The proof of the lower tail bound is similar.

Let $p_i := \Pr[X_i = 1]$, and thus $1-p_i = \Pr[X_i = 0]$ and $\mu = \sum_{i=1}^n p_i$.

The idea of the proof is to apply Markov’s inequality to the random variable $e^{tX}$.
Since the exponential function is increasing, we have
$$\Pr[X \geq a] = \Pr[e^{tX} \geq e^{ta}] \leq \mathbb{E}[e^{tX}]/e^{ta}, \text{ for any } t > 0.$$
What do we gain by doing this?
When we look at the exponential function, we are using information about **all** the moments of $X$.
This is because the Taylor series of $e^{tX}$ is
$$ e^{tX} = \sum_{k=0}^\infty \frac{(tX)^k}{k!} = 1 + tX + \frac{t^2 X^2}{2!} + \frac{t^3 X^3}{3!} + \ldots$$
In particular, we define the **moment generating function** of $X$ as
$$ M_X(t) := \mathbb{E}[e^{tX}] = \sum_{k=0}^\infty \frac{t^k \mathbb{E}[X^k]}{k!}.$$
If $X = X_1 + X_2$, where $X_1$ and $X_2$ are independent, then $M_X(t) = M_{X_1}(t) M_{X_2}(t)$.

Now, let’s apply Markov’s inequality to $e^{tX}$. We have that $$ \Pr[X \geq (1+\delta)\mu] = \Pr[e^{tX} \geq e^{t \cdot (1+\delta)\mu}] \leq \frac{\mathbb{E}[e^{tX}]}{e^{t(1+\delta)\mu}}.$$ By the above, and independence of $X_i$’s, we have $$\mathbb{E}[e^{tX}] = \prod_{i=1}^n \mathbb{E}[e^{t X_i}] = \prod_{i=1}^n \left(p_i \cdot e^t + (1-p_i) \cdot 1 \right) $$ Since $p_i \cdot e^t + (1-p_i) \cdot 1 = 1 + p_i \cdot (e^t - 1) \leq e^{p_i \cdot (e^t -1)}$, as $e^x \geq 1 + x$, for all $x \geq 0$, we have $$ \dfrac{\mathbb{E}[e^{tX}]}{e^{t(1+\delta) \mu}} \leq \dfrac{1}{e^{t(1+\delta) \mu}} \cdot \prod_{i=1}^n e^{p_i \cdot (e^t -1)} = \left( \dfrac{e^{e^t-1}}{e^{t \cdot (1+\delta)}} \right)^\mu \leq \left( \dfrac{e^\delta}{(1+\delta)^{1+\delta}} \right)^\mu $$ where in the last inequality we plugged in $t = \ln(1 + \delta)$.

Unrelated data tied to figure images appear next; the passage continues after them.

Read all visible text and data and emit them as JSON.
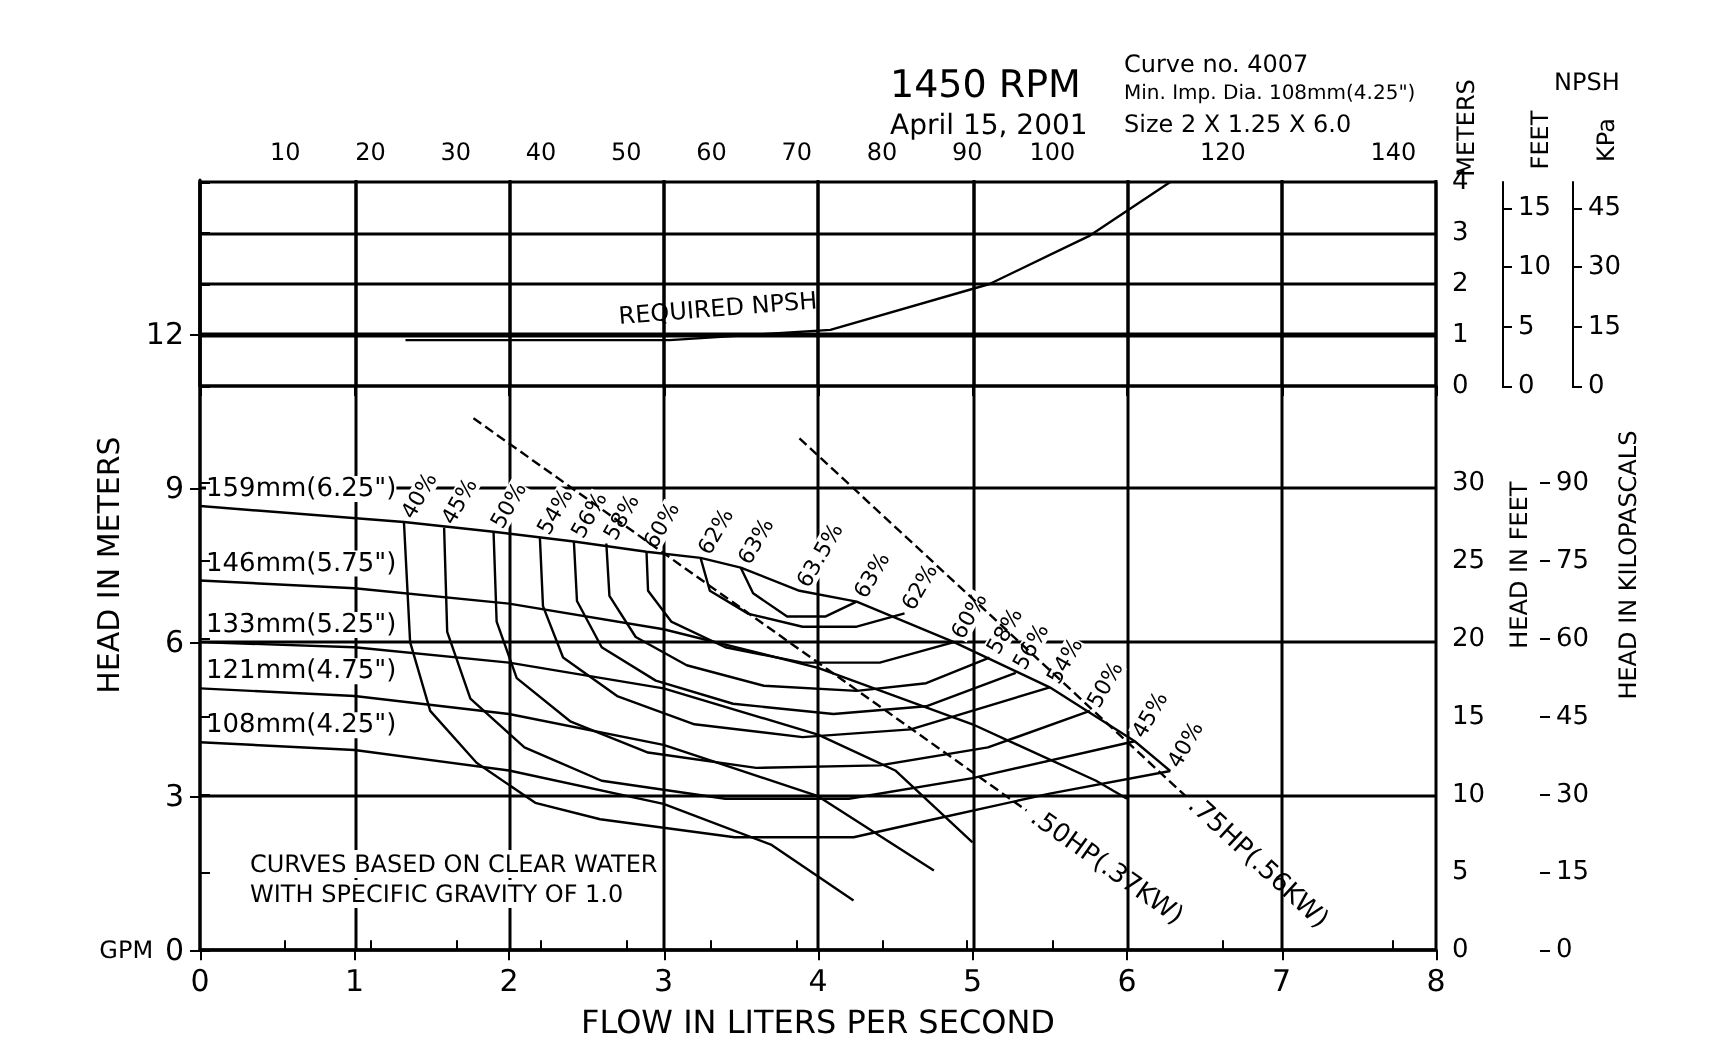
{
  "chart_data": [
    {
      "type": "line",
      "title": "1450 RPM",
      "subtitle": "April 15, 2001",
      "xlabel": "FLOW IN LITERS PER SECOND",
      "ylabel": "HEAD IN METERS",
      "y2label": "HEAD IN FEET",
      "y3label": "HEAD IN KILOPASCALS",
      "x2label": "GPM",
      "xlim": [
        0,
        8
      ],
      "xticks": [
        0,
        1,
        2,
        3,
        4,
        5,
        6,
        7,
        8
      ],
      "ylim": [
        0,
        15
      ],
      "yticks": [
        0,
        3,
        6,
        9,
        12
      ],
      "y2lim": [
        0,
        49.5
      ],
      "y2ticks": [
        0,
        5,
        10,
        15,
        20,
        25,
        30
      ],
      "y3lim": [
        0,
        148.5
      ],
      "y3ticks": [
        0,
        15,
        30,
        45,
        60,
        75,
        90
      ],
      "x2lim": [
        0,
        145
      ],
      "x2ticks": [
        10,
        20,
        30,
        40,
        50,
        60,
        70,
        80,
        90,
        100,
        120,
        140
      ],
      "grid": true,
      "legend": false,
      "marker": "none",
      "line_style": "solid",
      "series": [
        {
          "name": "159mm(6.25\")",
          "color": "#000000",
          "x": [
            0,
            1.32,
            1.9,
            2.42,
            2.89,
            3.24,
            3.5,
            3.88,
            4.25,
            4.88,
            5.5,
            6.05,
            6.28
          ],
          "values": [
            8.65,
            8.34,
            8.15,
            7.96,
            7.76,
            7.64,
            7.45,
            7.0,
            6.79,
            6.0,
            5.12,
            4.07,
            3.49
          ]
        },
        {
          "name": "146mm(5.75\")",
          "color": "#000000",
          "x": [
            0,
            1,
            2,
            3,
            4,
            5,
            5.8,
            6.0
          ],
          "values": [
            7.2,
            7.05,
            6.75,
            6.25,
            5.5,
            4.4,
            3.3,
            2.95
          ]
        },
        {
          "name": "133mm(5.25\")",
          "color": "#000000",
          "x": [
            0,
            1,
            2,
            3,
            4,
            4.5,
            5.0
          ],
          "values": [
            6.0,
            5.9,
            5.6,
            5.1,
            4.2,
            3.5,
            2.1
          ]
        },
        {
          "name": "121mm(4.75\")",
          "color": "#000000",
          "x": [
            0,
            1,
            2,
            3,
            4,
            4.75
          ],
          "values": [
            5.1,
            4.95,
            4.6,
            4.0,
            3.0,
            1.55
          ]
        },
        {
          "name": "108mm(4.25\")",
          "color": "#000000",
          "x": [
            0,
            1,
            2,
            3,
            3.7,
            4.23
          ],
          "values": [
            4.05,
            3.9,
            3.5,
            2.85,
            2.05,
            0.97
          ]
        },
        {
          "color": "#000000",
          "x": [
            1.32,
            1.36,
            1.49,
            1.79,
            2.17,
            2.59,
            3.46,
            4.23,
            4.75,
            5.5,
            6.28
          ],
          "values": [
            8.34,
            6.0,
            4.66,
            3.65,
            2.87,
            2.55,
            2.2,
            2.2,
            2.55,
            3.05,
            3.49
          ]
        },
        {
          "color": "#000000",
          "x": [
            1.58,
            1.6,
            1.75,
            2.1,
            2.6,
            3.4,
            4.2,
            5.0,
            6.05
          ],
          "values": [
            8.23,
            6.2,
            4.9,
            3.95,
            3.3,
            2.95,
            2.95,
            3.35,
            4.07
          ]
        },
        {
          "color": "#000000",
          "x": [
            1.9,
            1.92,
            2.05,
            2.4,
            2.9,
            3.6,
            4.4,
            5.1,
            5.76
          ],
          "values": [
            8.15,
            6.4,
            5.3,
            4.45,
            3.85,
            3.55,
            3.6,
            3.95,
            4.66
          ]
        },
        {
          "color": "#000000",
          "x": [
            2.2,
            2.22,
            2.35,
            2.7,
            3.2,
            3.9,
            4.6,
            5.5
          ],
          "values": [
            8.03,
            6.7,
            5.7,
            4.95,
            4.4,
            4.15,
            4.3,
            5.12
          ]
        },
        {
          "color": "#000000",
          "x": [
            2.42,
            2.44,
            2.6,
            2.95,
            3.45,
            4.1,
            4.7,
            5.28
          ],
          "values": [
            7.96,
            6.8,
            5.9,
            5.25,
            4.8,
            4.6,
            4.75,
            5.4
          ]
        },
        {
          "color": "#000000",
          "x": [
            2.63,
            2.65,
            2.82,
            3.15,
            3.65,
            4.25,
            4.7,
            5.11
          ],
          "values": [
            7.92,
            6.9,
            6.1,
            5.55,
            5.15,
            5.05,
            5.2,
            5.7
          ]
        },
        {
          "color": "#000000",
          "x": [
            2.89,
            2.9,
            3.05,
            3.4,
            3.9,
            4.4,
            4.88
          ],
          "values": [
            7.76,
            7.0,
            6.4,
            5.9,
            5.6,
            5.6,
            6.0
          ]
        },
        {
          "color": "#000000",
          "x": [
            3.24,
            3.3,
            3.55,
            3.9,
            4.25,
            4.56
          ],
          "values": [
            7.64,
            7.0,
            6.55,
            6.3,
            6.3,
            6.56
          ]
        },
        {
          "color": "#000000",
          "x": [
            3.5,
            3.58,
            3.8,
            4.05,
            4.25
          ],
          "values": [
            7.45,
            6.95,
            6.5,
            6.5,
            6.79
          ]
        },
        {
          "name": ".50HP(.37KW)",
          "color": "#000000",
          "line_style": "dashed",
          "x": [
            1.77,
            5.35
          ],
          "values": [
            10.36,
            2.72
          ]
        },
        {
          "name": ".75HP(.56KW)",
          "color": "#000000",
          "line_style": "dashed",
          "x": [
            3.88,
            6.38
          ],
          "values": [
            9.97,
            3.0
          ]
        }
      ],
      "annotations": [
        "Curve no. 4007",
        "Min. Imp. Dia. 108mm(4.25\")",
        "Size 2 X 1.25 X 6.0",
        "CURVES BASED ON CLEAR WATER",
        "WITH SPECIFIC GRAVITY OF 1.0",
        {
          "text": "40%",
          "x": 1.32,
          "y": 8.34
        },
        {
          "text": "45%",
          "x": 1.58,
          "y": 8.23
        },
        {
          "text": "50%",
          "x": 1.9,
          "y": 8.15
        },
        {
          "text": "54%",
          "x": 2.2,
          "y": 8.03
        },
        {
          "text": "56%",
          "x": 2.42,
          "y": 7.96
        },
        {
          "text": "58%",
          "x": 2.63,
          "y": 7.92
        },
        {
          "text": "60%",
          "x": 2.89,
          "y": 7.76
        },
        {
          "text": "62%",
          "x": 3.24,
          "y": 7.64
        },
        {
          "text": "63%",
          "x": 3.5,
          "y": 7.45
        },
        {
          "text": "63.5%",
          "x": 3.88,
          "y": 7.0
        },
        {
          "text": "63%",
          "x": 4.25,
          "y": 6.79
        },
        {
          "text": "62%",
          "x": 4.56,
          "y": 6.56
        },
        {
          "text": "60%",
          "x": 4.88,
          "y": 6.0
        },
        {
          "text": "58%",
          "x": 5.11,
          "y": 5.7
        },
        {
          "text": "56%",
          "x": 5.28,
          "y": 5.4
        },
        {
          "text": "54%",
          "x": 5.5,
          "y": 5.12
        },
        {
          "text": "50%",
          "x": 5.76,
          "y": 4.66
        },
        {
          "text": "45%",
          "x": 6.05,
          "y": 4.07
        },
        {
          "text": "40%",
          "x": 6.28,
          "y": 3.49
        }
      ]
    },
    {
      "type": "line",
      "title": "NPSH",
      "ylabel": "METERS",
      "y2label": "FEET",
      "y3label": "KPa",
      "xlim": [
        0,
        8
      ],
      "xticks": [
        0,
        1,
        2,
        3,
        4,
        5,
        6,
        7,
        8
      ],
      "ylim": [
        0,
        4
      ],
      "yticks": [
        0,
        1,
        2,
        3,
        4
      ],
      "y2lim": [
        0,
        17.2
      ],
      "y2ticks": [
        0,
        5,
        10,
        15
      ],
      "y3lim": [
        0,
        51.6
      ],
      "y3ticks": [
        0,
        15,
        30,
        45
      ],
      "tick_labels": "y",
      "grid": true,
      "legend": false,
      "marker": "none",
      "line_style": "solid",
      "series": [
        {
          "name": "REQUIRED NPSH",
          "color": "#000000",
          "x": [
            1.33,
            3.04,
            4.08,
            5.11,
            5.76,
            6.28
          ],
          "values": [
            0.9,
            0.9,
            1.1,
            2.0,
            2.95,
            4.0
          ]
        }
      ]
    }
  ]
}
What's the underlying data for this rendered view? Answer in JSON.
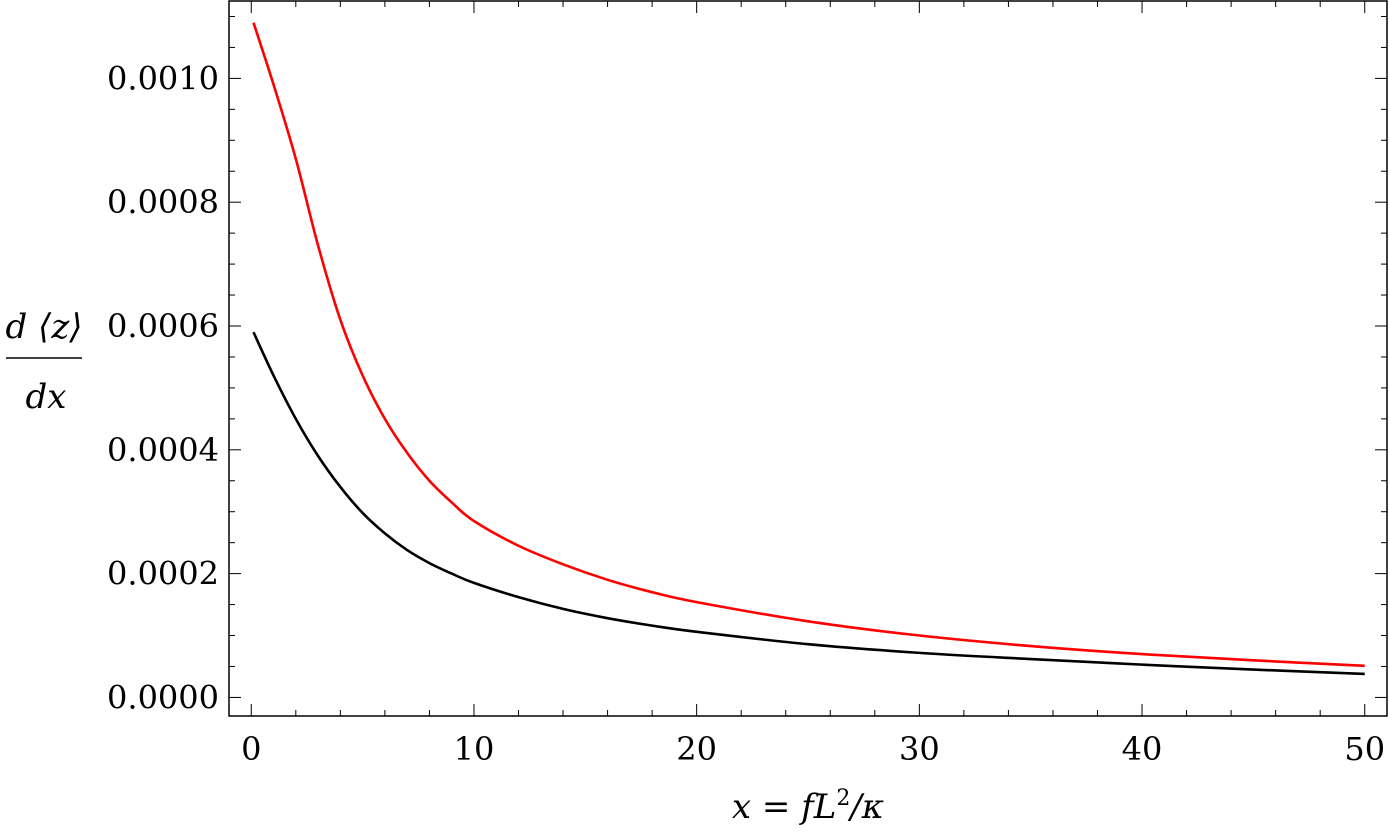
{
  "chart_data": {
    "type": "line",
    "title": "",
    "xlabel_parts": {
      "main": "x = fL",
      "sup": "2",
      "tail": "/κ"
    },
    "ylabel_parts": {
      "numerator": "d ⟨z⟩",
      "denominator": "dx"
    },
    "xlim": [
      -1,
      51
    ],
    "ylim": [
      -3e-05,
      0.001125
    ],
    "x_ticks": [
      0,
      10,
      20,
      30,
      40,
      50
    ],
    "x_tick_labels": [
      "0",
      "10",
      "20",
      "30",
      "40",
      "50"
    ],
    "y_ticks": [
      0,
      0.0002,
      0.0004,
      0.0006,
      0.0008,
      0.001
    ],
    "y_tick_labels": [
      "0.0000",
      "0.0002",
      "0.0004",
      "0.0006",
      "0.0008",
      "0.0010"
    ],
    "grid": false,
    "legend": "none",
    "series": [
      {
        "color": "#ff0000",
        "x": [
          0.1,
          1,
          2,
          3,
          4,
          5,
          6,
          7,
          8,
          9,
          10,
          12,
          14,
          16,
          18,
          20,
          25,
          30,
          35,
          40,
          45,
          50
        ],
        "y": [
          0.00109,
          0.00099,
          0.00087,
          0.00073,
          0.00061,
          0.00052,
          0.00045,
          0.000395,
          0.00035,
          0.000315,
          0.000285,
          0.000245,
          0.000215,
          0.00019,
          0.00017,
          0.000154,
          0.000123,
          0.0001,
          8.3e-05,
          7e-05,
          6e-05,
          5.1e-05
        ]
      },
      {
        "color": "#000000",
        "x": [
          0.1,
          1,
          2,
          3,
          4,
          5,
          6,
          7,
          8,
          9,
          10,
          12,
          14,
          16,
          18,
          20,
          25,
          30,
          35,
          40,
          45,
          50
        ],
        "y": [
          0.00059,
          0.00052,
          0.00045,
          0.00039,
          0.00034,
          0.000298,
          0.000265,
          0.000238,
          0.000217,
          0.0002,
          0.000185,
          0.000162,
          0.000143,
          0.000128,
          0.000116,
          0.000106,
          8.6e-05,
          7.2e-05,
          6.2e-05,
          5.3e-05,
          4.5e-05,
          3.8e-05
        ]
      }
    ]
  }
}
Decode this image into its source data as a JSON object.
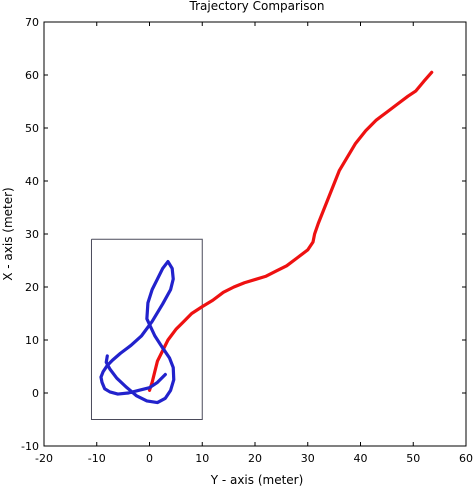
{
  "chart_data": {
    "type": "line",
    "title": "Trajectory Comparison",
    "xlabel": "Y - axis (meter)",
    "ylabel": "X - axis (meter)",
    "xlim": [
      -20,
      60
    ],
    "ylim": [
      -10,
      70
    ],
    "xticks": [
      -20,
      -10,
      0,
      10,
      20,
      30,
      40,
      50,
      60
    ],
    "yticks": [
      -10,
      0,
      10,
      20,
      30,
      40,
      50,
      60,
      70
    ],
    "grid": false,
    "series": [
      {
        "color": "#ee1111",
        "x": [
          0,
          0.5,
          1,
          1.5,
          2.5,
          3.5,
          5,
          6.5,
          8,
          10,
          12,
          14,
          16,
          18,
          20,
          22,
          24,
          26,
          28,
          30,
          31,
          31.3,
          32,
          33,
          34,
          35,
          36,
          37.5,
          39,
          41,
          43,
          45,
          47,
          49,
          50.5,
          52,
          53.5
        ],
        "y": [
          0.5,
          2,
          4,
          6,
          8,
          10,
          12,
          13.5,
          15,
          16.3,
          17.5,
          19,
          20,
          20.8,
          21.4,
          22,
          23,
          24,
          25.5,
          27,
          28.5,
          30,
          32,
          34.5,
          37,
          39.5,
          42,
          44.5,
          47,
          49.5,
          51.5,
          53,
          54.5,
          56,
          57,
          58.8,
          60.5
        ]
      },
      {
        "color": "#2222cc",
        "x": [
          -8,
          -8.2,
          -7.5,
          -6.2,
          -4.5,
          -2.5,
          -0.5,
          1.5,
          3,
          4,
          4.6,
          4.5,
          3.8,
          2.5,
          1,
          -0.5,
          -0.3,
          0.5,
          1.5,
          2.5,
          3.5,
          4.3,
          4.5,
          4,
          2.5,
          0.5,
          -1.5,
          -3.5,
          -5.5,
          -7,
          -8,
          -8.8,
          -9.2,
          -9,
          -8.5,
          -7.5,
          -6,
          -4,
          -2,
          0,
          1.5,
          3
        ],
        "y": [
          7,
          5.8,
          4.5,
          2.8,
          1.2,
          -0.5,
          -1.5,
          -1.8,
          -1,
          0.5,
          2.5,
          4.8,
          6.6,
          8.5,
          10.8,
          14,
          17,
          19.5,
          21.5,
          23.5,
          24.8,
          23.5,
          21.5,
          19.5,
          16.8,
          13.5,
          10.8,
          9,
          7.5,
          6.2,
          5.2,
          4,
          3,
          2,
          0.8,
          0.2,
          -0.2,
          0,
          0.5,
          1,
          2,
          3.5
        ]
      }
    ],
    "boundary": {
      "color": "#4a4a5a",
      "x": [
        -11,
        10,
        10,
        -11,
        -11
      ],
      "y": [
        29,
        29,
        -5,
        -5,
        29
      ]
    }
  }
}
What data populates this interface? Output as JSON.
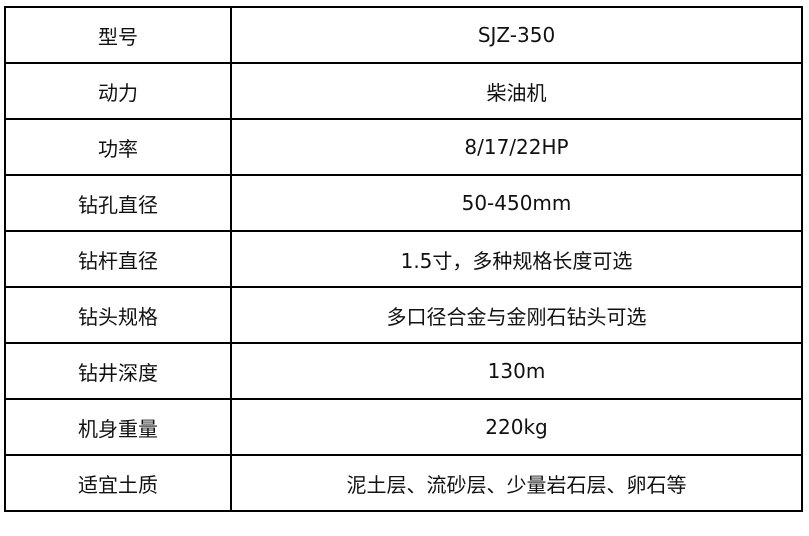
{
  "rows": [
    {
      "label": "型号",
      "value": "SJZ-350"
    },
    {
      "label": "动力",
      "value": "柴油机"
    },
    {
      "label": "功率",
      "value": "8/17/22HP"
    },
    {
      "label": "钻孔直径",
      "value": "50-450mm"
    },
    {
      "label": "钻杆直径",
      "value": "1.5寸，多种规格长度可选"
    },
    {
      "label": "钻头规格",
      "value": "多口径合金与金刚石钻头可选"
    },
    {
      "label": "钻井深度",
      "value": "130m"
    },
    {
      "label": "机身重量",
      "value": "220kg"
    },
    {
      "label": "适宜土质",
      "value": "泥土层、流砂层、少量岩石层、卵石等"
    }
  ]
}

The main inequality follows from the above and the fact that $e^\delta/(1+\delta)^{1+\delta} \leq e^{-\delta^2/3}$, for all $0 < \delta < 1$. To see this, we can use the Taylor series of $\ln(1+x)$ for $x \in (0,1)$, which is $\ln(1+x) = x - x^2/2 + x^3/3 - \ldots$. Then, we have $(1+\delta) \ln(1+\delta) = x + x^2/2 - x^3/6 + x^4/3 \cdot 4 - \cdots$ $$ e^\delta/(1+\delta)^{1+\delta} = \exp(\delta - (1+\delta) \ln(1+\delta)) = \exp(-\delta^2/2 + \delta^3/6 - \delta^4/12 + \cdots) $$ $$ \leq e^{-\delta^2/3} \cdot \exp(- \delta^2/6 + \delta^3/6) \leq e^{-\delta^2/3} $$

**Theorem (Hoefding’s inequality):** Let $X_1, \ldots, X_n$ be independent random variables such that $X_i \in [a_i,b_i]$ for all $i \in [n]$.
Let $X = \sum_{i=1}^n X_i$ and $\mu = \mathbb{E}[X]$. Then, for any $\ell > 0$, we have
$$ \Pr[|X - \mu |\geq \ell] \leq 2 \cdot \exp\left(-\frac{2\ell^2}{\sum_{i=1}^n (b_i - a_i)^2}\right)$$

**Proof:** the proof is similar to the proof of Chernoff’s inequality, but now we use Hoeffding’s lemma instead of Markov’s inequality.

Hoeffding’s lemma states that if $Z$ is a random variable such that $Z \in [a,b]$, then $$ \mathbb{E}[e^{t(Z - \mathbb{E}[Z])}] \leq e^{t^2(b-a)^2/8}.$$